Again I don’t think ceramics is an underrepresented art form, an undervalued one, maybe. Most collectors are just beginning to pay attention to it in terms of the art market. It is highly lauded and valued in South Africa, where there are amazing ceramic artists working at the moment. In the UK, ceramics is also having a huge resurgence. At the big art fairs now you see many galleries with ceramics featuring as part of their booth. Also, more fine artists are using clay as an additional medium to their mixed media practices to communicative particular narratives.
Personally, I don’t think the challenge lies in the medium an artist uses. It’s in the type of work they make, and whether what they make reaches an audience. With ceramics, the challenges could be one of space. A painter could make work in their bathroom. However for ceramics, you need a well-ventilated studio, a kiln and a wheel; it takes sizeable amount money to set up.
Many believe that ceramic art is more associated with women. Are you of the same view?

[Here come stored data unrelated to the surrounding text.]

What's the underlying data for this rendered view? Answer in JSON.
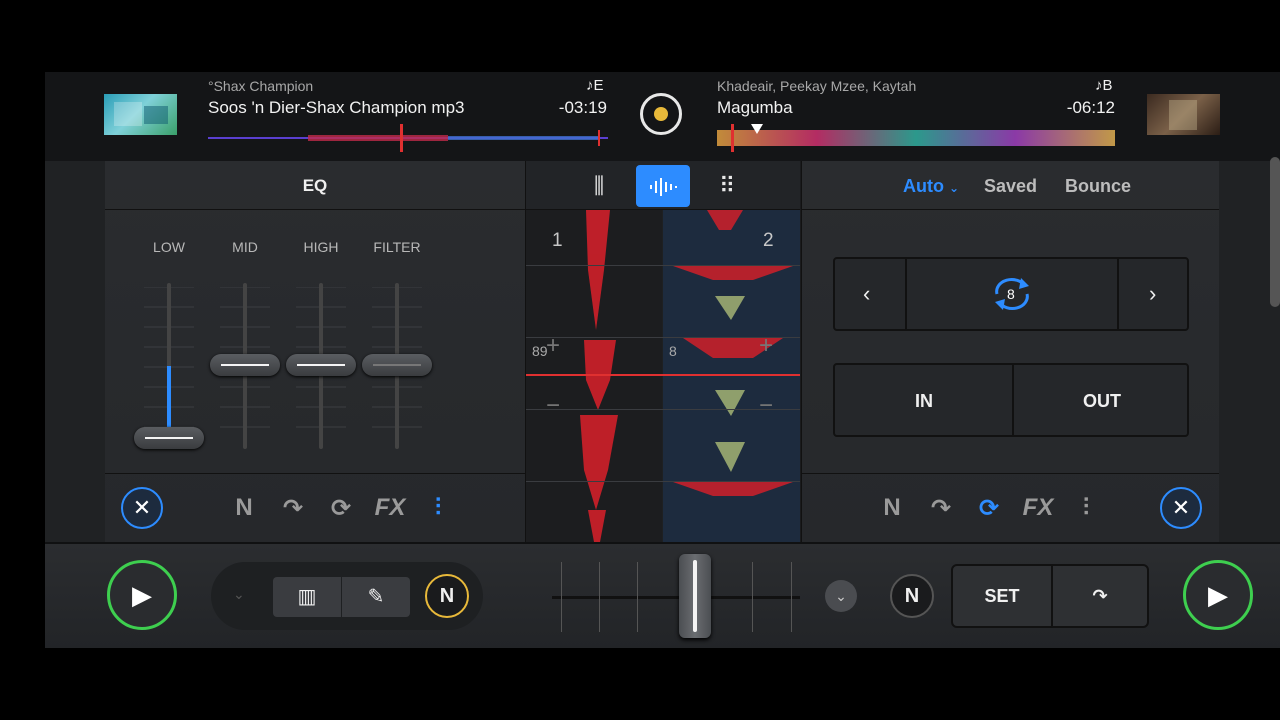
{
  "deck_a": {
    "artist": "°Shax Champion",
    "title": "Soos 'n Dier-Shax Champion mp3",
    "time": "-03:19",
    "key": "♪E"
  },
  "deck_b": {
    "artist": "Khadeair,  Peekay Mzee,  Kaytah",
    "title": "Magumba",
    "time": "-06:12",
    "key": "♪B"
  },
  "eq_panel": {
    "title": "EQ",
    "labels": [
      "LOW",
      "MID",
      "HIGH",
      "FILTER"
    ]
  },
  "center_panel": {
    "tools": [
      "mixer-icon",
      "waveform-icon",
      "grid-icon"
    ],
    "lane_a_number": "1",
    "lane_b_number": "2",
    "lane_a_bpm": "89",
    "lane_b_bpm": "8"
  },
  "loop_panel": {
    "tab_auto": "Auto",
    "tab_saved": "Saved",
    "tab_bounce": "Bounce",
    "loop_value": "8",
    "in_label": "IN",
    "out_label": "OUT"
  },
  "footer_icons": {
    "fx": "FX"
  },
  "bottom_bar": {
    "set_label": "SET",
    "crossfader_level": 0.57
  },
  "colors": {
    "accent": "#2d8cff",
    "play_ring": "#3ecf4f",
    "record_dot": "#e8b93a",
    "wave_red": "#e03030"
  }
}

Traditional, functional ceramics is very much associated with women and with Africa. However, men largely helm contemporary studio ceramics over in the UK and in Japan. And that’s not me speaking from my perspective. It is objective.
Please tell us about your first exhibition and what the experience was like for you?
It was probably my graduation exhibition. It was a great, fun experience. My work stood out, literally because it was aesthetically loud–bright, full of texture and movement. I sold most of my work on the opening night.
Do you make limited editions or mass produce them to reach broader audiences?
Each of my pieces is unique.
Where are the major distribution points for your work?
At the moment, I sell mainly through showcases I have had, word of mouth and my website. However, I am in talks with a couple of galleries about representation for next year. So watch this space.